The
Left often has a difficulty with intangibles. Often the notion that what is intangible is important is
rejected altogether because of an over-insistence on materialism.
Acceptance of the importance of intangibles does not reject materialism as the basis for being and so of society and politics. It simply sees the
emergence of 'things from things', from matter, as constructions of
minds that are material but have evolved into a consciousness that is
creative in using language, concepts, the creation of new formations of
matter through science and manipulation and new relationships as tools and weapons in the struggle for power,
resources and status.
On the other hand, the Left often collapses this analysis into a
po-faced Frankfurt School vision of intangibles which is riddled with
inappropriate moral judgments that derive ultimately from
Judaeo-Christian habits – hence the often trotted out garbage about
commodification and objectification as if the concepts meant much more
in their hands than the sort of moral disapproval that Jeremiah would have warmed to. The correct approach to intangibles is one that is detached and neutral about the
fact of intangibles and concentrates on their actual use in ‘really
existing’ human relationships as instruments of power – in effect as
weapons and tools.
For example, it may well be (I think it is) true that so-called
'commodification' and 'objectification' are potentially progressive insofar as they are
expressions of actual human being. It is the interpretation and use
to which they are put by power that is problematic and not their use in
themselves. Even consensual pornography, let alone free trade with full information, can be highly progressive if undertaken between equals freely choosing their position. The issue is thus not the fact of intangibles or even their
analysis but the ownership of the use of them and the right to choices
about use value. The Left has certainly not come to terms
with late liberal capitalism’s ability to create and control economic
and power relationships based on these intangible weapons and tools
rather than on the use of iron, steel and rail.

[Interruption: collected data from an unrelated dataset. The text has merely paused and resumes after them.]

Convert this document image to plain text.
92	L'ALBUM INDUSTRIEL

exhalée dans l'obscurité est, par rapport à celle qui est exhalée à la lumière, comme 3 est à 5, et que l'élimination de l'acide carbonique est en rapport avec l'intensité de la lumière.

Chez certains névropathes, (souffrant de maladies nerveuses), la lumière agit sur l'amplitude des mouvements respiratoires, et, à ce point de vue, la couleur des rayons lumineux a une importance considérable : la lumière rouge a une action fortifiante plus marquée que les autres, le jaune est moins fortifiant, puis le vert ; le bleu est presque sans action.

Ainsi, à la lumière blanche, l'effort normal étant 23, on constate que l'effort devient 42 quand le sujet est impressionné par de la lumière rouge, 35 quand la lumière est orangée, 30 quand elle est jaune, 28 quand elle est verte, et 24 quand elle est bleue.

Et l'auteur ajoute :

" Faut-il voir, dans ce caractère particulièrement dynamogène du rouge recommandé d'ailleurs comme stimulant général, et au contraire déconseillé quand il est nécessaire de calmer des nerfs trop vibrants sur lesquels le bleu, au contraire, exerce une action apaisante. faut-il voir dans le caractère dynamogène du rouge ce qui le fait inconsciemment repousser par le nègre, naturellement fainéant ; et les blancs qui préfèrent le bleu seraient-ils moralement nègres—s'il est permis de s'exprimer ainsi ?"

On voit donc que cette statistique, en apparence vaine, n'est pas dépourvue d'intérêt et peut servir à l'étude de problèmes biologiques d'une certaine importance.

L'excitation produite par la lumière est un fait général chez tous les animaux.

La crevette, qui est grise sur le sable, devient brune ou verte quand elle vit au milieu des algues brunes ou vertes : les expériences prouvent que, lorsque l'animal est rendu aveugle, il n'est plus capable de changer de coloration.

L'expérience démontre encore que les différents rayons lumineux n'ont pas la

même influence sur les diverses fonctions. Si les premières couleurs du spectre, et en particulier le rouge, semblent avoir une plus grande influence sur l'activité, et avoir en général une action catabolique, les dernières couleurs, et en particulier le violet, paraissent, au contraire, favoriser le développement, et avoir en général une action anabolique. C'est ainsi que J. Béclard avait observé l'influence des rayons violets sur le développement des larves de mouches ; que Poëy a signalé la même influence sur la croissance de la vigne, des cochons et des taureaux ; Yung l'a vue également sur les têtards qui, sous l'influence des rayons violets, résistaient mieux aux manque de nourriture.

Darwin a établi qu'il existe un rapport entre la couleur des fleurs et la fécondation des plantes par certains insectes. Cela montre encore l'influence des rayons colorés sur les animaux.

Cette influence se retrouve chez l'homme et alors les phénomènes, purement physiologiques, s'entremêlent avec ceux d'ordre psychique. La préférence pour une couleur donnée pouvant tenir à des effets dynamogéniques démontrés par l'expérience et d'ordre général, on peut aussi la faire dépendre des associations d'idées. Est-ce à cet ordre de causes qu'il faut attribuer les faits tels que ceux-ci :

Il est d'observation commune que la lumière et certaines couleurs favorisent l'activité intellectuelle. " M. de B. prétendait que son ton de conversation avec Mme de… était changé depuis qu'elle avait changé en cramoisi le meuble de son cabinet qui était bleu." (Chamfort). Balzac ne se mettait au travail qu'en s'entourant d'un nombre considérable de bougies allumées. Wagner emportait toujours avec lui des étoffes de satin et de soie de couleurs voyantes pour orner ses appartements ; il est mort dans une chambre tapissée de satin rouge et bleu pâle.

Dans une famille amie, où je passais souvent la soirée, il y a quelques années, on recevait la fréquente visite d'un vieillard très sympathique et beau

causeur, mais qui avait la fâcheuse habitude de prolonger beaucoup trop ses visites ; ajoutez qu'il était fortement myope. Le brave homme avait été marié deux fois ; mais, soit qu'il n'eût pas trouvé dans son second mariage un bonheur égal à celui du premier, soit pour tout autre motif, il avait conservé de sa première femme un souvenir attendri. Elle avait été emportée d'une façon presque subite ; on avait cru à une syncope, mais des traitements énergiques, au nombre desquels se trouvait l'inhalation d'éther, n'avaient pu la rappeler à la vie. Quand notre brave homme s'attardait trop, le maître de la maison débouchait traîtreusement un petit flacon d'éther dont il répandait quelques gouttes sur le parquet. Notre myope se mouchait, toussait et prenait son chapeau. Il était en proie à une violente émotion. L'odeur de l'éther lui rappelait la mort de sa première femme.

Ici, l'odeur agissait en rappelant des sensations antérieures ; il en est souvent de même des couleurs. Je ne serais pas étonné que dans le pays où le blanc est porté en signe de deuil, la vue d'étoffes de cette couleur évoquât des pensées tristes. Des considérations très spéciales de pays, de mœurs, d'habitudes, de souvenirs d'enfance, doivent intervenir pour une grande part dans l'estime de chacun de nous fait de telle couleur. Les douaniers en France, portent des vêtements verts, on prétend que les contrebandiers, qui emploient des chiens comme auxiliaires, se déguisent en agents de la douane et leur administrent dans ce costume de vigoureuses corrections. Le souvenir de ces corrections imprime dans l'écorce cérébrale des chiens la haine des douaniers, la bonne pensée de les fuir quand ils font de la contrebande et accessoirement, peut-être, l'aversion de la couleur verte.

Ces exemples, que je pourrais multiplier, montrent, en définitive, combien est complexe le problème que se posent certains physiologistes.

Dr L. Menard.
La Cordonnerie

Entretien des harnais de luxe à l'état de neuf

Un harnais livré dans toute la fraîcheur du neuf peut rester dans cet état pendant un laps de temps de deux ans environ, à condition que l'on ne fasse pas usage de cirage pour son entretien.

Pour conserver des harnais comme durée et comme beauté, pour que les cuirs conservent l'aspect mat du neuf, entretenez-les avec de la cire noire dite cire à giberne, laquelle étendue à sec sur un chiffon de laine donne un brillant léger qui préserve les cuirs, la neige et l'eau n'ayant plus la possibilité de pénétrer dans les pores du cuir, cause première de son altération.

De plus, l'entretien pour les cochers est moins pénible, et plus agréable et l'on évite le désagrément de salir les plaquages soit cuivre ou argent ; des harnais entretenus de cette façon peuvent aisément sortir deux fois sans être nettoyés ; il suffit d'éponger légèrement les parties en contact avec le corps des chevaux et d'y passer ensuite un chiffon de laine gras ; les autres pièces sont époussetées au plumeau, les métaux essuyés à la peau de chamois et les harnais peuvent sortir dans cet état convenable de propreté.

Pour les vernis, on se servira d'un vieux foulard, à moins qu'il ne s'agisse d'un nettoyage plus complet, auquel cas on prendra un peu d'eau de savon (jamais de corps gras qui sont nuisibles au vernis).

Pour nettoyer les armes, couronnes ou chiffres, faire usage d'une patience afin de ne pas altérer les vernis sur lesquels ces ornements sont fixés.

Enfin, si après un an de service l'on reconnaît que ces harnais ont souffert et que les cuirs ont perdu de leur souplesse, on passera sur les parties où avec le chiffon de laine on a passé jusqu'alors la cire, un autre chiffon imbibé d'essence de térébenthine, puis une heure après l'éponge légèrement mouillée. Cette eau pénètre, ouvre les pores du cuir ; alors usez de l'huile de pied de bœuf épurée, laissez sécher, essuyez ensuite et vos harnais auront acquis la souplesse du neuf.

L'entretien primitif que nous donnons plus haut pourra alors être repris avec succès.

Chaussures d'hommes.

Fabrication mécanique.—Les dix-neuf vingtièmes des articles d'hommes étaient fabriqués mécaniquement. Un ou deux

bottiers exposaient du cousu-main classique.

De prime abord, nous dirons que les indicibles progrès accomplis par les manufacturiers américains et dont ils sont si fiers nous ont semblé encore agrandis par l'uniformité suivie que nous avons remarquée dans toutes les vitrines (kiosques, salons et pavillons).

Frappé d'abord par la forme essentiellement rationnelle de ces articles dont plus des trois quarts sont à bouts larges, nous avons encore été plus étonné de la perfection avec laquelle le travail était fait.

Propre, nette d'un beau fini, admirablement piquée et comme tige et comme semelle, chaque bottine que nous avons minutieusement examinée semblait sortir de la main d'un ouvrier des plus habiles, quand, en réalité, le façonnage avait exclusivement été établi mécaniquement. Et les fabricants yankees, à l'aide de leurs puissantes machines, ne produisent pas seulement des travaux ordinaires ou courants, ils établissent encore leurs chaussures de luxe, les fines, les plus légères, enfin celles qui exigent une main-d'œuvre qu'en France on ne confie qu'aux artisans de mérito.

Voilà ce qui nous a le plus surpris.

The current political case study is the violent struggle in America going on
at the moment between liberals trying to define their own fake news as
truth and conservatives discovering that they can create their own truth
with impunity as fake news. The struggle sometimes seems trivial but it is a war as important as
the mid-twentieth century ones conducted with bullets and bombs because
ultimately it is about control of the levers of informational power and
so economic choices affecting the material lives of millions. Both sides
are basically lying liars who have got into the habit of lying but this
complex eco-system of lies is a good example of the power of
intangibles and of the Left's failure to rise above the lying to create the opportunities for the mass of the population in order to derive their own functional truths from full information and a solid grounding in critical thinking.
As we write, the US stock market rises and employment levels are
increasing and yet an entirely different vision of reality is presented
as truth because it is necessary for some people to believe it is true –
the same applies to the persistant apocalypticism about the British
economy under Brexit. These are
examples of political intangibility distracting us from reality that are
as absurd as our uncritical acceptance of brands and the claims of
corporate social responsibility going on within capitalism. As invented reality spins away from really existing material reality, so the chances for cataclysm do increase - hence our social progress as a continual two steps forward, one step back amongst mountains of gore and lost dreams. The educational problem is one of lack of critical thinking under complex social conditions and the equally important lack of some sense of the self as more than simply the creature of social conditions - this last lie is the fatal pessimistic crime of the modern intellectual liberal left towards the people.
There is thus a total system of intangibility overlaying materiality with many layers within it, all
derived from a materiality for which there is no serious Left critique
that is not mired in a priori theory. The dead weight of all forms of essentialism - especially the cant of Kant - gives power to an intellectual class denuded of intellect. Our new critique should encompass our
acceptance of the value lying in intangibles in economics, in culture, in
social relations and in politics but then explore how to vest the value
in the people in general rather than in self-interested classes –
including an intellectual class which is highly manipulative of
intangibles in its own class interest. In short, the Left has no serious
philosophy of the human condition that is not already moribund and it is time to call the universities out on their failures.